China Praises Cuba for Defending Uyghur Genocide at U.N. Human Rights Council

The communist government of Cuba hijacked this week’s ongoing U.N. Human Rights Council session to deliver a statement, signed by 69 countries, in support of China’s genocide of Uyghur and other non-Han ethnic groups in occupied East Turkistan.

Cuba and China, in addition to several other dictatorships and human rights abusers, enjoy seats on the Council, regularly using them to undermine the mission of the Council by forcing it to focus on Israel or America. Under President Donald Trump, America vacated the Council in protest of the disproportionate representation that human rights abuses have on the U.N. body, but President Joe Biden reversed that decision, making America a participant in the Council’s activities.

The Council recently expelled Russia in response to the eight-year-old invasion of Ukraine, which is also on the Council, but has made no similar moves against Cuba, China, Venezuela, Qatar, and other serial human rights violators.

Cuba’s intervention to defend genocide at the Human Rights Council was a response to 47 countries, including the United States, issuing a statement on Tuesday directed at U.N. High Commissioner for Human Rights Michelle Bachelet, who recently visited East Turkistan and concluded that the extensively documented Chinese concentration camp system had been dismantled and praised China’s atrocious human rights record.

Bachelet’s visit prompted global condemnation, particularly her effusive praise for China’s “tremendous progress” in human rights, and calls for her resignation. Last week, Bachelet said she would not seek reelection to the post when her first term expires in August.

“We urge China to ensure full respect for the rule of law, to comply with obligations under national and international law with regard to the protection of human rights and to ratify the ICCPR [International Covenant on Civil and Political Rights],” the statement read. “In addition, we urge the Chinese government to provide meaningful and unfettered access for independent observers to Xinjiang [East Turkistan] , including Special Procedures. In view of the severity of the situation in Xinjiang, we call on all countries to respect the principle of non-refoulement.”

This photo shows the outer wall of a complex, which includes what is believed to be a re-education camp where mostly Muslim ethnic minorities are detained, on the outskirts of Hotan, in China’s northwestern Xinjiang region, on May 31, 2019. (GREG BAKER/AFP via Getty Images)

The statement omitted the word “genocide” despite multiple signatory states having officially found China guilty of genocide in East Turkistan.

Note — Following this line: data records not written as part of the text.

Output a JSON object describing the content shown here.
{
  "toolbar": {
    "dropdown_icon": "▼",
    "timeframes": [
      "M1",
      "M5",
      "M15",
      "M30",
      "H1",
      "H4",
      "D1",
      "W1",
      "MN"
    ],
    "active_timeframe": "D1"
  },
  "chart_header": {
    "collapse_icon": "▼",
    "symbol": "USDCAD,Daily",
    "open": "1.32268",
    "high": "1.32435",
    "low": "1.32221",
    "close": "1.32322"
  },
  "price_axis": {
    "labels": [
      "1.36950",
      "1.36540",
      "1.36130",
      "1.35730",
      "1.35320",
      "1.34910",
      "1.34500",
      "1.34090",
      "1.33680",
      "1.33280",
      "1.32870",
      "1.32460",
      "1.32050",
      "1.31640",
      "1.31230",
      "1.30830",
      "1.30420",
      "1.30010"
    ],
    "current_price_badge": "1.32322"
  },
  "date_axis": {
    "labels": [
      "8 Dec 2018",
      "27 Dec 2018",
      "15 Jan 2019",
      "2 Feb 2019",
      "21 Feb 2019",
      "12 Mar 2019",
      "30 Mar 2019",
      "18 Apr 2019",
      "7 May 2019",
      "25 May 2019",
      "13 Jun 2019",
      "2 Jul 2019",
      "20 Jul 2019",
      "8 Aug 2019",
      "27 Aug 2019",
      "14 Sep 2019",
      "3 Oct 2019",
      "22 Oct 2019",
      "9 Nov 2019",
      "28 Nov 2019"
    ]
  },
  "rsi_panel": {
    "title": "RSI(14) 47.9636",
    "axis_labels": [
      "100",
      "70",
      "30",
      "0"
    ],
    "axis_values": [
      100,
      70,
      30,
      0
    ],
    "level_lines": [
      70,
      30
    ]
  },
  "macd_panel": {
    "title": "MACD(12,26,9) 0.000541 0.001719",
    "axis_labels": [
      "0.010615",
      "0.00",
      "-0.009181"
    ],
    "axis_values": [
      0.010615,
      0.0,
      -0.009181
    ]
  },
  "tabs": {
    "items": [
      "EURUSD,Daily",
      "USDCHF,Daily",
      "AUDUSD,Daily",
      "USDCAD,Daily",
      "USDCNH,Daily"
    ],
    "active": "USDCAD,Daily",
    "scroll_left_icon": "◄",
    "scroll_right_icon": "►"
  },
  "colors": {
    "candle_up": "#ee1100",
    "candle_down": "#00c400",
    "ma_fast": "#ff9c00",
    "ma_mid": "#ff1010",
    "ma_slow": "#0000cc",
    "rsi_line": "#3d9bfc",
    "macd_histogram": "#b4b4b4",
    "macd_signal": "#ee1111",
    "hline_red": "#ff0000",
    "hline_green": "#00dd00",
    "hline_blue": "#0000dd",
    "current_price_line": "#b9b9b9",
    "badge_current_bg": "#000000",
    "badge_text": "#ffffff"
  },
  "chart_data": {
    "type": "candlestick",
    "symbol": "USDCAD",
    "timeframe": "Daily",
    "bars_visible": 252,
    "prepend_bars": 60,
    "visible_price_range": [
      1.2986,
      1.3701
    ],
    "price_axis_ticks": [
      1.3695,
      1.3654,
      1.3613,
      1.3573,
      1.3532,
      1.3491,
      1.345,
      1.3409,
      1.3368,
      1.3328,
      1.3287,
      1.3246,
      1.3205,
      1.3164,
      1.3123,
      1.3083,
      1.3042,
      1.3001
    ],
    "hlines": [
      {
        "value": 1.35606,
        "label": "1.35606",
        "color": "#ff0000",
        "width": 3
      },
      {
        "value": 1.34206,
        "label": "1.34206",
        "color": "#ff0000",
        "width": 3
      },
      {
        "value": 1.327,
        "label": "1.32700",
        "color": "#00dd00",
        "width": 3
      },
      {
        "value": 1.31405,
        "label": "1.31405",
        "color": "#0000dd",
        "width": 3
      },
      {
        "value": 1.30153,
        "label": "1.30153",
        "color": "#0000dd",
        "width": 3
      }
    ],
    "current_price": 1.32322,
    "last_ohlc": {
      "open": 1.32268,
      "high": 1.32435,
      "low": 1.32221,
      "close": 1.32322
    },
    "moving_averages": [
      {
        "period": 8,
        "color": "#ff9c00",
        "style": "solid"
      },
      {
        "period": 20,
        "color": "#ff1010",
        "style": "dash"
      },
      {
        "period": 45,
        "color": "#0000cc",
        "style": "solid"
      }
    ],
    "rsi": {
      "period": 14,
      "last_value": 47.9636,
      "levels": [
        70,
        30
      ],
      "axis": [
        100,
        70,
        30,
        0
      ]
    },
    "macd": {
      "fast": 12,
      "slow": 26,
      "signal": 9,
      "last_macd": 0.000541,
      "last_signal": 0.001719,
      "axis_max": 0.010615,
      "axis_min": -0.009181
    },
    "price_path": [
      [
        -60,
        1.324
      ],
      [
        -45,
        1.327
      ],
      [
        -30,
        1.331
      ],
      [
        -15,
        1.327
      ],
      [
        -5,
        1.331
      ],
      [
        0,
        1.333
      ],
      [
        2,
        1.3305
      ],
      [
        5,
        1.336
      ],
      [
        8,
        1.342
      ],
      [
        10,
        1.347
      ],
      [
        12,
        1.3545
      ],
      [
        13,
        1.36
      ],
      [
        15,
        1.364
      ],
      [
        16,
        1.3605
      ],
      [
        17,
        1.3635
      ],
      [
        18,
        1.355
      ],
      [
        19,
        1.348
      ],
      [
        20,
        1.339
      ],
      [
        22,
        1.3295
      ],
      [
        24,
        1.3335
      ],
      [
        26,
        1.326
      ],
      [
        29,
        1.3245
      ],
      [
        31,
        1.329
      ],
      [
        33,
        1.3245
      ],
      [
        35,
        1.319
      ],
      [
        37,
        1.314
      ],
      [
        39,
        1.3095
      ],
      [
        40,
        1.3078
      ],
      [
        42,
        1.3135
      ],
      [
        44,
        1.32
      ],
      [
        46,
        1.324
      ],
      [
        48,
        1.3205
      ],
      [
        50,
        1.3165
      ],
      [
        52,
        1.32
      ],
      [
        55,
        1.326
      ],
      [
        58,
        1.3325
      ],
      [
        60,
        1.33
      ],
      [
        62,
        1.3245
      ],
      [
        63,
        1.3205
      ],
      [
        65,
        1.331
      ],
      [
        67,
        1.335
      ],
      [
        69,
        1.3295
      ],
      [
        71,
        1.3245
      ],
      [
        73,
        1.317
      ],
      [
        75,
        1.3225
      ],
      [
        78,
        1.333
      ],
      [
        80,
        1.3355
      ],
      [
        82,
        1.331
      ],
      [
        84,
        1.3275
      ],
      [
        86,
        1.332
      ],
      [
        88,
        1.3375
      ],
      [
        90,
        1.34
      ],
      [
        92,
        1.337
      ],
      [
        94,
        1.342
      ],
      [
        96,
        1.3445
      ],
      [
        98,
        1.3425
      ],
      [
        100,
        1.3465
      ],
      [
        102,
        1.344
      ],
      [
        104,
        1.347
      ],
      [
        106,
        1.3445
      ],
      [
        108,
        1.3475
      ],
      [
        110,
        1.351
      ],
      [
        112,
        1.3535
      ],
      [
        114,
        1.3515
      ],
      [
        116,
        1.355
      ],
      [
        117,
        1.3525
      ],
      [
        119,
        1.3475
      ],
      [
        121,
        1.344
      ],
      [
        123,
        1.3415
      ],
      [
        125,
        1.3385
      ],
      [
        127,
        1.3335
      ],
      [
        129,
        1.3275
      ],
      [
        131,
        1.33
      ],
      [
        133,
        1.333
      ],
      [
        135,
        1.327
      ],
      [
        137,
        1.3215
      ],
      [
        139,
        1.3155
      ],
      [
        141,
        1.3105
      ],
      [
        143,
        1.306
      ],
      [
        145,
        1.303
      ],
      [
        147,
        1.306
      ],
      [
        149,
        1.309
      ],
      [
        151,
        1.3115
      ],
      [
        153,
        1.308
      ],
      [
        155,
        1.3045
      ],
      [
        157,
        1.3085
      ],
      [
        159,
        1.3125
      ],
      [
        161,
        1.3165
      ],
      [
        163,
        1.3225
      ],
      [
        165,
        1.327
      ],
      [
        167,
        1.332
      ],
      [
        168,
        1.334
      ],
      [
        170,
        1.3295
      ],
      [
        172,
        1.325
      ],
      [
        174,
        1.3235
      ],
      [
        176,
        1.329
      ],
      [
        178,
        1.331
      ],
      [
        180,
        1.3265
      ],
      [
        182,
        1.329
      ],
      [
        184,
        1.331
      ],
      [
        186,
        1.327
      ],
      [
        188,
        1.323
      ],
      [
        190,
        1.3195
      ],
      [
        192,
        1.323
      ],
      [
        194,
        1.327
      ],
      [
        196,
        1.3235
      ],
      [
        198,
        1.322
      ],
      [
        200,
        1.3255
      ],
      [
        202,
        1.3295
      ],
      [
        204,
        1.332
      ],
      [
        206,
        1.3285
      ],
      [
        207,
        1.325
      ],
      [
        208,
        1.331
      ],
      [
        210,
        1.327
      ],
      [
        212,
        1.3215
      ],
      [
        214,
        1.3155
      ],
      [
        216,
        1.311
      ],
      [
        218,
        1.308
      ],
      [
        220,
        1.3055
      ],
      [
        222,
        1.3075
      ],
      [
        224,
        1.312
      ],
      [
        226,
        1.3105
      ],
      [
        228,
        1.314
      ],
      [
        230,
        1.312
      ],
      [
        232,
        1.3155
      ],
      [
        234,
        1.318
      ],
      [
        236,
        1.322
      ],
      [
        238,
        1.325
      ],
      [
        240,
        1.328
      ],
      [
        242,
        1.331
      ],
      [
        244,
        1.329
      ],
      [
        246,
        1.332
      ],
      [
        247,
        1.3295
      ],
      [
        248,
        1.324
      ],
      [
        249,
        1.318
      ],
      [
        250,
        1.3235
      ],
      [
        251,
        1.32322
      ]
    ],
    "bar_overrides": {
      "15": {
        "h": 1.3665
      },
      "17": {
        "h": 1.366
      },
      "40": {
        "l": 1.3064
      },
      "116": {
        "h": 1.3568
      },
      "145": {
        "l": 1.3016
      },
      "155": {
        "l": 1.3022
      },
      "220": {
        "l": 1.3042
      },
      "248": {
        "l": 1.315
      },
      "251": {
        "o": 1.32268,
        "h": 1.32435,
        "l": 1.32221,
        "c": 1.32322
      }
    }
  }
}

It also demanded more information on human rights abuses in Tibet and Hong Kong.

The Chinese government began a genocide campaign in East Turkistan against the majority Uyghur population of that region, trapping as many as 3 million people into concentration camps, forcibly sterilizing entire villages of women, and using gruesome torture practices such as rape with electric batons to subdue the population. Evidence also suggests that China is harvesting live organs from political prisoners to sell on the black market.

China dismissed the statement as primarily signed by “developed” European countries, but among the signatories were African states Eswatini and Liberia, as well as Pacific island states Palau and Marshall Islands and Latin America’s Guatemala and Honduras.

Cuba’s statement defending China from genocide concerns, in contrast, was signed by some of the world’s most notorious abusers of their own people: North Korea, Iran, Saudi Arabia, Zimbabwe, Venezuela, Russia, Belarus, and Turkmenistan, among others. Also appearing on the list are Nayib Bukele’s El Salvador, Chinese military base host Djibouti, and Myanmar, itself facing years of evidence that it is committing genocide against its ethnic Rohingya Muslim population.

“Respect for sovereignty, independence and territorial integrity of states and non-interference in internal affairs of sovereign states represent basic norms governing international relations. Hong Kong, Xinjiang and Tibet related issues are China’s internal affairs that brook no interference by any external forces,” the statement read in part. “We oppose politicization of human rights and double standards.”

“We also oppose unfounded allegations against China out of political motivation and based on disinformation, and interference in China’s internal affairs under the pretext of human rights,” the statement read, referring to the heavily documented genocide.

China’s Foreign Ministry applauded Cuba and its allies for defending its genocide of the Uyghur people on Wednesday.

“Once again, nearly a hundred countries at the Human Rights Council spoke up for justice. And once again, the attempt of a handful of Western countries to attack and smear China on Xinjiang, Hong Kong and Tibet has been thwarted,” Foreign Ministry spokesman Wang Wenbin declared in his regular briefing on Wednesday. “This fully shows that political manipulation through human rights issues and interference in other countries’ internal affairs will find no support and will never succeed.”

Wang went on to claim that “those few Western countries” that signed the initial statement (including, presumably, Palau and Liberia) “ignore and trample upon human rights.”

“They are the No.1 origin of human rights tragedies in the world,” Wang claimed.

The Chinese state newspaper Global Times similarly celebrated Cuba and the other dictatorships supporting it in a column featured on its home page on Friday, declaring, “no country wants to be subject to US hegemony when it explores its own path of human rights.” The initial anti-genocide statements was submitted by the Netherlands.